Une première réunion de présentation et de rencontre avec les mentors aura lieu le 6 février 2016 à Waverley.

Si vous souhaitez vous investir dans le programme, contactez Valérie Hirsch, coordinatrice du projet : valou.hirsch@gmail.com, 083 750 77 25 ou 011 784 72 98. Une autre réunion aura lieu le 12 mars 2016.

Sizanani : accompagner les étudiants vers l'université

C'est justement pour augmenter les chances des jeunes d'accéder à l'université dans les meilleures conditions que le programme Sizanani, qui signifie « entraide », est créé en 2007. A travers un système de mentorat, plus de 120 lycéens d'Alexandra, l'un des townships les plus peuplés et les plus pauvres d'Afrique du Sud, sont accompagnés dans leurs études par des professionnels sud-africains ou étrangers (les mentors). Le projet s'inscrit dans le cadre du programme social mené par l'école privée St Mary à Waverley, où les élèves y suivent des cours de soutien scolaire.
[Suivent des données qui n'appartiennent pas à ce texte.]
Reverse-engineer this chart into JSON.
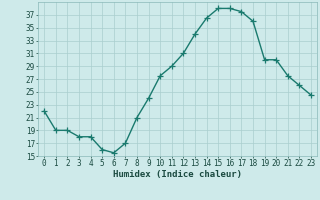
{
  "x": [
    0,
    1,
    2,
    3,
    4,
    5,
    6,
    7,
    8,
    9,
    10,
    11,
    12,
    13,
    14,
    15,
    16,
    17,
    18,
    19,
    20,
    21,
    22,
    23
  ],
  "y": [
    22,
    19,
    19,
    18,
    18,
    16,
    15.5,
    17,
    21,
    24,
    27.5,
    29,
    31,
    34,
    36.5,
    38,
    38,
    37.5,
    36,
    30,
    30,
    27.5,
    26,
    24.5
  ],
  "line_color": "#1a7a6e",
  "marker": "+",
  "marker_size": 4,
  "bg_color": "#ceeaea",
  "grid_color": "#aacece",
  "xlabel": "Humidex (Indice chaleur)",
  "ylim": [
    15,
    39
  ],
  "xlim": [
    -0.5,
    23.5
  ],
  "yticks": [
    15,
    17,
    19,
    21,
    23,
    25,
    27,
    29,
    31,
    33,
    35,
    37
  ],
  "xticks": [
    0,
    1,
    2,
    3,
    4,
    5,
    6,
    7,
    8,
    9,
    10,
    11,
    12,
    13,
    14,
    15,
    16,
    17,
    18,
    19,
    20,
    21,
    22,
    23
  ],
  "tick_fontsize": 5.5,
  "label_fontsize": 6.5,
  "linewidth": 1.0,
  "marker_edge_width": 0.9
}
C'est pour pallier ce manque que les mentors de Sizanani rencontrent une fois par mois leurs « mentees » (jeunes qui sont épaulés dans le cadre du programme) : des moments privilégiés durant lesquels les étudiants peuvent discuter librement de leur éducation et de leur avenir, mais aussi de bien d'autres sujets, au cours des sorties culturelles ou divertissantes organisées à leur intention.



Une relation réciproque, une ouverture d'esprit

« Lorsque je rencontre mes « mentees », mon objectif est de leur ouvrir des perspectives en les sortant de leur quotidien », nous explique Hélène Raison, mentor investie bénévolement depuis 2014 dans la coordination de Sizanani. « L'éducation ne se fait pas qu'à travers les livres, c'est là tout l'intérêt du programme », précise-t-elle.
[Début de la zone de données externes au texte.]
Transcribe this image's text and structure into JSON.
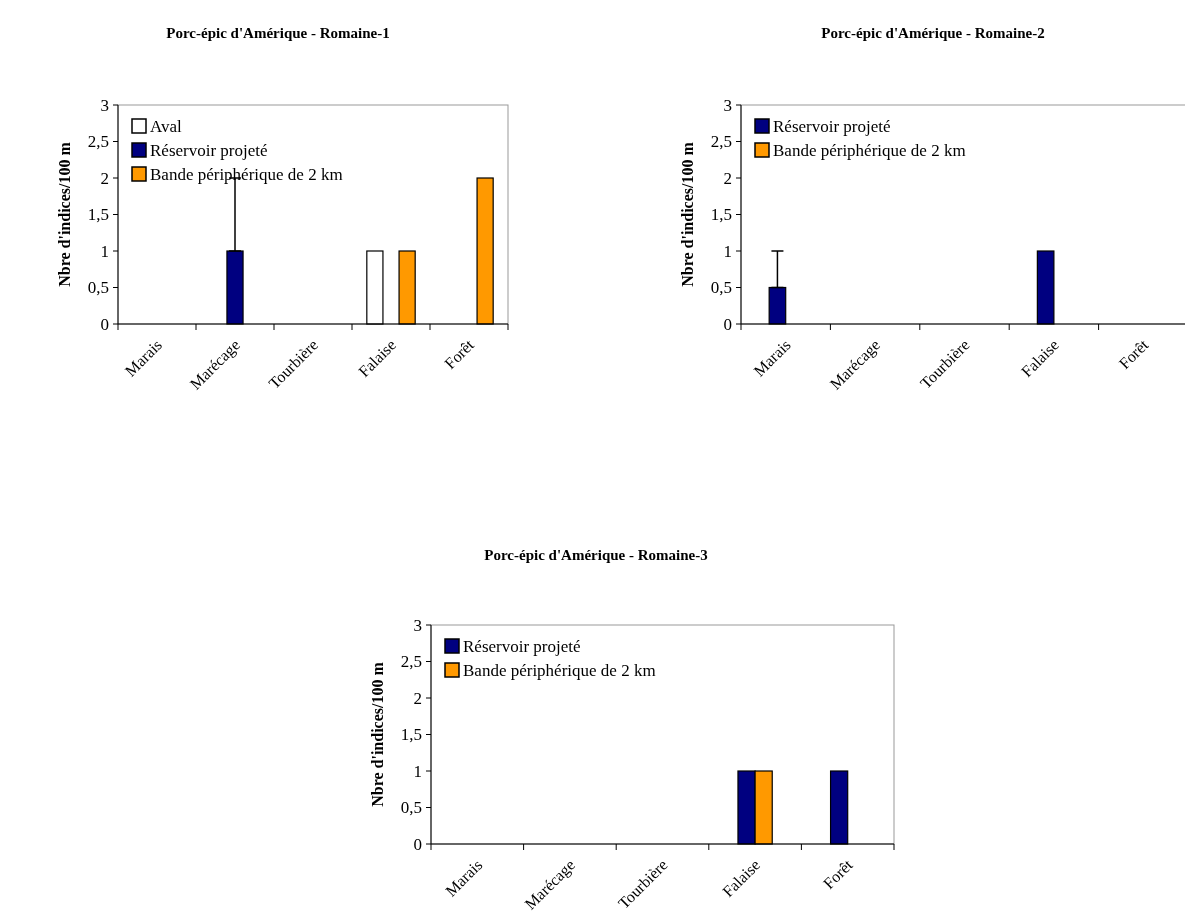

Ouvrir les esprits tout en offrant du rêve ne veut pas dire être déconnecté de la réalité. C'est dans cette optique qu'ont lieu chaque mois des interventions de professionnels qui expliquent aux jeunes leurs métiers, les filières d'étude et la situation du marché de l'emploi. Des journées ou des stages d'observation en entreprise sont également organisées ponctuellement. Deux à trois fois par an, Sizanani organise aussi des sorties collectives regroupant tous les « mentees ».
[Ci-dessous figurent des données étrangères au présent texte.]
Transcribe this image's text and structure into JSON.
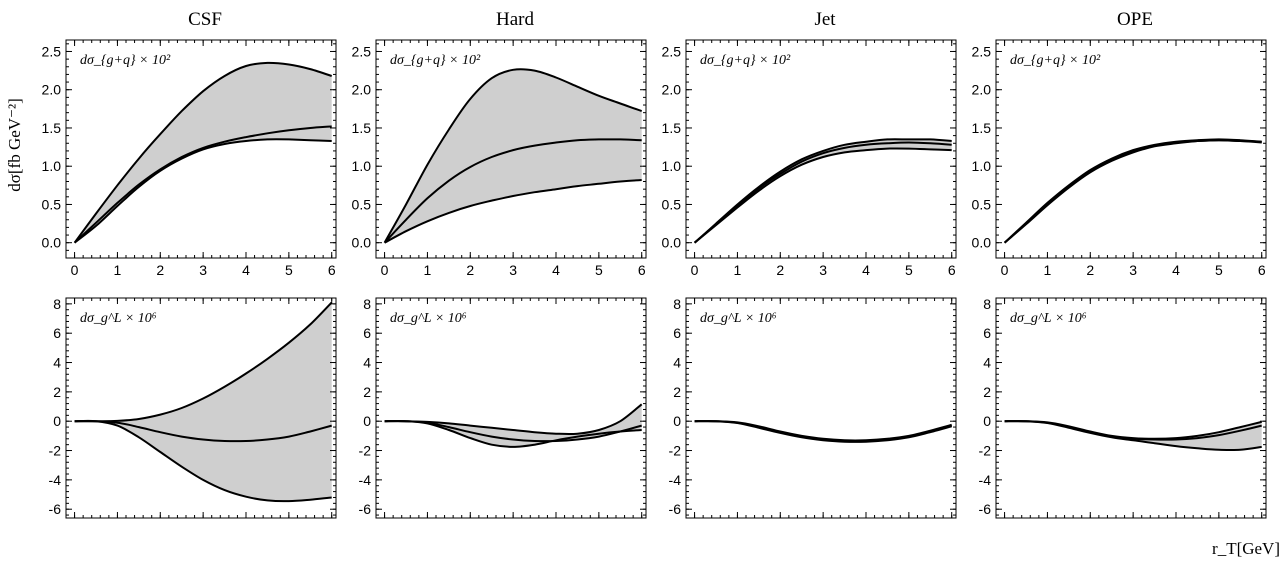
{
  "figure": {
    "y_axis_label": "dσ[fb GeV⁻²]",
    "x_axis_label": "r_T[GeV]",
    "column_titles": [
      "CSF",
      "Hard",
      "Jet",
      "OPE"
    ],
    "row_labels": [
      "dσ_{g+q} × 10²",
      "dσ_g^L × 10⁶"
    ]
  },
  "chart_data": [
    {
      "type": "area",
      "row": 0,
      "col": 0,
      "title": "CSF",
      "panel_label": "dσ_{g+q} × 10²",
      "xlim": [
        -0.2,
        6.1
      ],
      "ylim": [
        -0.2,
        2.65
      ],
      "xticks": [
        0,
        1,
        2,
        3,
        4,
        5,
        6
      ],
      "yticks": [
        0.0,
        0.5,
        1.0,
        1.5,
        2.0,
        2.5
      ],
      "xtick_labels": [
        "0",
        "1",
        "2",
        "3",
        "4",
        "5",
        "6"
      ],
      "ytick_labels": [
        "0.0",
        "0.5",
        "1.0",
        "1.5",
        "2.0",
        "2.5"
      ],
      "series": [
        {
          "x": [
            0,
            0.5,
            1,
            1.5,
            2,
            2.5,
            3,
            3.5,
            4,
            4.5,
            5,
            5.5,
            6
          ],
          "y": [
            0,
            0.38,
            0.75,
            1.1,
            1.42,
            1.72,
            1.98,
            2.18,
            2.31,
            2.35,
            2.33,
            2.27,
            2.18
          ]
        },
        {
          "x": [
            0,
            0.5,
            1,
            1.5,
            2,
            2.5,
            3,
            3.5,
            4,
            4.5,
            5,
            5.5,
            6
          ],
          "y": [
            0,
            0.26,
            0.52,
            0.76,
            0.96,
            1.12,
            1.24,
            1.32,
            1.38,
            1.43,
            1.47,
            1.5,
            1.52
          ]
        },
        {
          "x": [
            0,
            0.5,
            1,
            1.5,
            2,
            2.5,
            3,
            3.5,
            4,
            4.5,
            5,
            5.5,
            6
          ],
          "y": [
            0,
            0.22,
            0.48,
            0.73,
            0.94,
            1.1,
            1.22,
            1.29,
            1.33,
            1.35,
            1.35,
            1.34,
            1.33
          ]
        }
      ]
    },
    {
      "type": "area",
      "row": 0,
      "col": 1,
      "title": "Hard",
      "panel_label": "dσ_{g+q} × 10²",
      "xlim": [
        -0.2,
        6.1
      ],
      "ylim": [
        -0.2,
        2.65
      ],
      "xticks": [
        0,
        1,
        2,
        3,
        4,
        5,
        6
      ],
      "yticks": [
        0.0,
        0.5,
        1.0,
        1.5,
        2.0,
        2.5
      ],
      "xtick_labels": [
        "0",
        "1",
        "2",
        "3",
        "4",
        "5",
        "6"
      ],
      "ytick_labels": [
        "0.0",
        "0.5",
        "1.0",
        "1.5",
        "2.0",
        "2.5"
      ],
      "series": [
        {
          "x": [
            0,
            0.5,
            1,
            1.5,
            2,
            2.5,
            3,
            3.5,
            4,
            4.5,
            5,
            5.5,
            6
          ],
          "y": [
            0,
            0.5,
            1.02,
            1.48,
            1.88,
            2.15,
            2.26,
            2.25,
            2.16,
            2.04,
            1.92,
            1.82,
            1.72
          ]
        },
        {
          "x": [
            0,
            0.5,
            1,
            1.5,
            2,
            2.5,
            3,
            3.5,
            4,
            4.5,
            5,
            5.5,
            6
          ],
          "y": [
            0,
            0.3,
            0.58,
            0.81,
            0.99,
            1.12,
            1.21,
            1.27,
            1.31,
            1.34,
            1.35,
            1.35,
            1.34
          ]
        },
        {
          "x": [
            0,
            0.5,
            1,
            1.5,
            2,
            2.5,
            3,
            3.5,
            4,
            4.5,
            5,
            5.5,
            6
          ],
          "y": [
            0,
            0.15,
            0.28,
            0.39,
            0.48,
            0.55,
            0.61,
            0.66,
            0.7,
            0.74,
            0.77,
            0.8,
            0.82
          ]
        }
      ]
    },
    {
      "type": "area",
      "row": 0,
      "col": 2,
      "title": "Jet",
      "panel_label": "dσ_{g+q} × 10²",
      "xlim": [
        -0.2,
        6.1
      ],
      "ylim": [
        -0.2,
        2.65
      ],
      "xticks": [
        0,
        1,
        2,
        3,
        4,
        5,
        6
      ],
      "yticks": [
        0.0,
        0.5,
        1.0,
        1.5,
        2.0,
        2.5
      ],
      "xtick_labels": [
        "0",
        "1",
        "2",
        "3",
        "4",
        "5",
        "6"
      ],
      "ytick_labels": [
        "0.0",
        "0.5",
        "1.0",
        "1.5",
        "2.0",
        "2.5"
      ],
      "series": [
        {
          "x": [
            0,
            0.5,
            1,
            1.5,
            2,
            2.5,
            3,
            3.5,
            4,
            4.5,
            5,
            5.5,
            6
          ],
          "y": [
            0,
            0.25,
            0.5,
            0.73,
            0.93,
            1.09,
            1.2,
            1.28,
            1.32,
            1.35,
            1.35,
            1.35,
            1.33
          ]
        },
        {
          "x": [
            0,
            0.5,
            1,
            1.5,
            2,
            2.5,
            3,
            3.5,
            4,
            4.5,
            5,
            5.5,
            6
          ],
          "y": [
            0,
            0.24,
            0.48,
            0.71,
            0.9,
            1.06,
            1.17,
            1.24,
            1.28,
            1.3,
            1.31,
            1.3,
            1.28
          ]
        },
        {
          "x": [
            0,
            0.5,
            1,
            1.5,
            2,
            2.5,
            3,
            3.5,
            4,
            4.5,
            5,
            5.5,
            6
          ],
          "y": [
            0,
            0.23,
            0.46,
            0.68,
            0.87,
            1.02,
            1.12,
            1.18,
            1.21,
            1.23,
            1.23,
            1.22,
            1.21
          ]
        }
      ]
    },
    {
      "type": "area",
      "row": 0,
      "col": 3,
      "title": "OPE",
      "panel_label": "dσ_{g+q} × 10²",
      "xlim": [
        -0.2,
        6.1
      ],
      "ylim": [
        -0.2,
        2.65
      ],
      "xticks": [
        0,
        1,
        2,
        3,
        4,
        5,
        6
      ],
      "yticks": [
        0.0,
        0.5,
        1.0,
        1.5,
        2.0,
        2.5
      ],
      "xtick_labels": [
        "0",
        "1",
        "2",
        "3",
        "4",
        "5",
        "6"
      ],
      "ytick_labels": [
        "0.0",
        "0.5",
        "1.0",
        "1.5",
        "2.0",
        "2.5"
      ],
      "series": [
        {
          "x": [
            0,
            0.5,
            1,
            1.5,
            2,
            2.5,
            3,
            3.5,
            4,
            4.5,
            5,
            5.5,
            6
          ],
          "y": [
            0,
            0.26,
            0.52,
            0.75,
            0.95,
            1.1,
            1.21,
            1.28,
            1.32,
            1.34,
            1.35,
            1.34,
            1.32
          ]
        },
        {
          "x": [
            0,
            0.5,
            1,
            1.5,
            2,
            2.5,
            3,
            3.5,
            4,
            4.5,
            5,
            5.5,
            6
          ],
          "y": [
            0,
            0.25,
            0.5,
            0.73,
            0.93,
            1.08,
            1.19,
            1.27,
            1.31,
            1.33,
            1.34,
            1.33,
            1.32
          ]
        },
        {
          "x": [
            0,
            0.5,
            1,
            1.5,
            2,
            2.5,
            3,
            3.5,
            4,
            4.5,
            5,
            5.5,
            6
          ],
          "y": [
            0,
            0.24,
            0.49,
            0.72,
            0.92,
            1.07,
            1.18,
            1.26,
            1.3,
            1.33,
            1.34,
            1.33,
            1.31
          ]
        }
      ]
    },
    {
      "type": "area",
      "row": 1,
      "col": 0,
      "title": "CSF",
      "panel_label": "dσ_g^L × 10⁶",
      "xlim": [
        -0.2,
        6.1
      ],
      "ylim": [
        -6.6,
        8.4
      ],
      "xticks": [
        0,
        1,
        2,
        3,
        4,
        5,
        6
      ],
      "yticks": [
        -6,
        -4,
        -2,
        0,
        2,
        4,
        6,
        8
      ],
      "xtick_labels": [],
      "ytick_labels": [
        "-6",
        "-4",
        "-2",
        "0",
        "2",
        "4",
        "6",
        "8"
      ],
      "series": [
        {
          "x": [
            0,
            0.5,
            1,
            1.5,
            2,
            2.5,
            3,
            3.5,
            4,
            4.5,
            5,
            5.5,
            6
          ],
          "y": [
            0,
            0,
            0.02,
            0.15,
            0.45,
            0.9,
            1.55,
            2.35,
            3.25,
            4.25,
            5.35,
            6.6,
            8.1
          ]
        },
        {
          "x": [
            0,
            0.5,
            1,
            1.5,
            2,
            2.5,
            3,
            3.5,
            4,
            4.5,
            5,
            5.5,
            6
          ],
          "y": [
            0,
            0,
            -0.1,
            -0.4,
            -0.75,
            -1.05,
            -1.25,
            -1.35,
            -1.35,
            -1.25,
            -1.05,
            -0.7,
            -0.3
          ]
        },
        {
          "x": [
            0,
            0.5,
            1,
            1.5,
            2,
            2.5,
            3,
            3.5,
            4,
            4.5,
            5,
            5.5,
            6
          ],
          "y": [
            0,
            0,
            -0.3,
            -1.1,
            -2.1,
            -3.1,
            -4.0,
            -4.7,
            -5.15,
            -5.4,
            -5.45,
            -5.35,
            -5.2
          ]
        }
      ]
    },
    {
      "type": "area",
      "row": 1,
      "col": 1,
      "title": "Hard",
      "panel_label": "dσ_g^L × 10⁶",
      "xlim": [
        -0.2,
        6.1
      ],
      "ylim": [
        -6.6,
        8.4
      ],
      "xticks": [
        0,
        1,
        2,
        3,
        4,
        5,
        6
      ],
      "yticks": [
        -6,
        -4,
        -2,
        0,
        2,
        4,
        6,
        8
      ],
      "xtick_labels": [],
      "ytick_labels": [
        "-6",
        "-4",
        "-2",
        "0",
        "2",
        "4",
        "6",
        "8"
      ],
      "series": [
        {
          "x": [
            0,
            0.5,
            1,
            1.5,
            2,
            2.5,
            3,
            3.5,
            4,
            4.5,
            5,
            5.5,
            6
          ],
          "y": [
            0,
            0,
            -0.05,
            -0.15,
            -0.3,
            -0.45,
            -0.6,
            -0.75,
            -0.85,
            -0.85,
            -0.6,
            0.0,
            1.15
          ]
        },
        {
          "x": [
            0,
            0.5,
            1,
            1.5,
            2,
            2.5,
            3,
            3.5,
            4,
            4.5,
            5,
            5.5,
            6
          ],
          "y": [
            0,
            0,
            -0.1,
            -0.4,
            -0.75,
            -1.05,
            -1.25,
            -1.35,
            -1.35,
            -1.25,
            -1.05,
            -0.7,
            -0.3
          ]
        },
        {
          "x": [
            0,
            0.5,
            1,
            1.5,
            2,
            2.5,
            3,
            3.5,
            4,
            4.5,
            5,
            5.5,
            6
          ],
          "y": [
            0,
            0,
            -0.15,
            -0.6,
            -1.15,
            -1.6,
            -1.75,
            -1.6,
            -1.3,
            -1.05,
            -0.85,
            -0.7,
            -0.6
          ]
        }
      ]
    },
    {
      "type": "area",
      "row": 1,
      "col": 2,
      "title": "Jet",
      "panel_label": "dσ_g^L × 10⁶",
      "xlim": [
        -0.2,
        6.1
      ],
      "ylim": [
        -6.6,
        8.4
      ],
      "xticks": [
        0,
        1,
        2,
        3,
        4,
        5,
        6
      ],
      "yticks": [
        -6,
        -4,
        -2,
        0,
        2,
        4,
        6,
        8
      ],
      "xtick_labels": [],
      "ytick_labels": [
        "-6",
        "-4",
        "-2",
        "0",
        "2",
        "4",
        "6",
        "8"
      ],
      "series": [
        {
          "x": [
            0,
            0.5,
            1,
            1.5,
            2,
            2.5,
            3,
            3.5,
            4,
            4.5,
            5,
            5.5,
            6
          ],
          "y": [
            0,
            0,
            -0.08,
            -0.35,
            -0.7,
            -1.0,
            -1.2,
            -1.3,
            -1.3,
            -1.2,
            -1.0,
            -0.65,
            -0.25
          ]
        },
        {
          "x": [
            0,
            0.5,
            1,
            1.5,
            2,
            2.5,
            3,
            3.5,
            4,
            4.5,
            5,
            5.5,
            6
          ],
          "y": [
            0,
            0,
            -0.1,
            -0.4,
            -0.75,
            -1.05,
            -1.25,
            -1.35,
            -1.35,
            -1.25,
            -1.05,
            -0.7,
            -0.3
          ]
        },
        {
          "x": [
            0,
            0.5,
            1,
            1.5,
            2,
            2.5,
            3,
            3.5,
            4,
            4.5,
            5,
            5.5,
            6
          ],
          "y": [
            0,
            0,
            -0.12,
            -0.45,
            -0.8,
            -1.1,
            -1.3,
            -1.4,
            -1.4,
            -1.3,
            -1.1,
            -0.75,
            -0.35
          ]
        }
      ]
    },
    {
      "type": "area",
      "row": 1,
      "col": 3,
      "title": "OPE",
      "panel_label": "dσ_g^L × 10⁶",
      "xlim": [
        -0.2,
        6.1
      ],
      "ylim": [
        -6.6,
        8.4
      ],
      "xticks": [
        0,
        1,
        2,
        3,
        4,
        5,
        6
      ],
      "yticks": [
        -6,
        -4,
        -2,
        0,
        2,
        4,
        6,
        8
      ],
      "xtick_labels": [],
      "ytick_labels": [
        "-6",
        "-4",
        "-2",
        "0",
        "2",
        "4",
        "6",
        "8"
      ],
      "series": [
        {
          "x": [
            0,
            0.5,
            1,
            1.5,
            2,
            2.5,
            3,
            3.5,
            4,
            4.5,
            5,
            5.5,
            6
          ],
          "y": [
            0,
            0,
            -0.08,
            -0.35,
            -0.7,
            -1.0,
            -1.15,
            -1.2,
            -1.15,
            -1.0,
            -0.75,
            -0.4,
            -0.05
          ]
        },
        {
          "x": [
            0,
            0.5,
            1,
            1.5,
            2,
            2.5,
            3,
            3.5,
            4,
            4.5,
            5,
            5.5,
            6
          ],
          "y": [
            0,
            0,
            -0.1,
            -0.4,
            -0.75,
            -1.05,
            -1.2,
            -1.25,
            -1.25,
            -1.15,
            -0.95,
            -0.65,
            -0.3
          ]
        },
        {
          "x": [
            0,
            0.5,
            1,
            1.5,
            2,
            2.5,
            3,
            3.5,
            4,
            4.5,
            5,
            5.5,
            6
          ],
          "y": [
            0,
            0,
            -0.12,
            -0.45,
            -0.8,
            -1.1,
            -1.3,
            -1.5,
            -1.7,
            -1.85,
            -1.95,
            -1.95,
            -1.75
          ]
        }
      ]
    }
  ]
}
A l'heure des inscriptions à l'université et des demandes de bourses ou de prêts d'études, les mentors et l'équipe de coordination de Sizanani sont une ressource inestimable pour ces étudiants qui sont accompagnés dans leurs démarches. « Mes mentors ont joué un rôle primordial dans ma vie, en me donnant des conseils qui m'ont permis d'éviter des erreurs et de grandir sur les plans personnels et professionnels. Au début, je ne savais pas ce que je voulais faire, mais ils m'ont aidé à prendre confiance en moi et à réaliser quel chemin je souhaitais prendre. C'est l'une des plus belles choses qui me soit arrivée ». C'est en ces mots envoyés via WhatsApp que s'est exprimée Nandiswa, l'une des étudiantes du programme, pour exprimer sa reconnaissance à ses mentors.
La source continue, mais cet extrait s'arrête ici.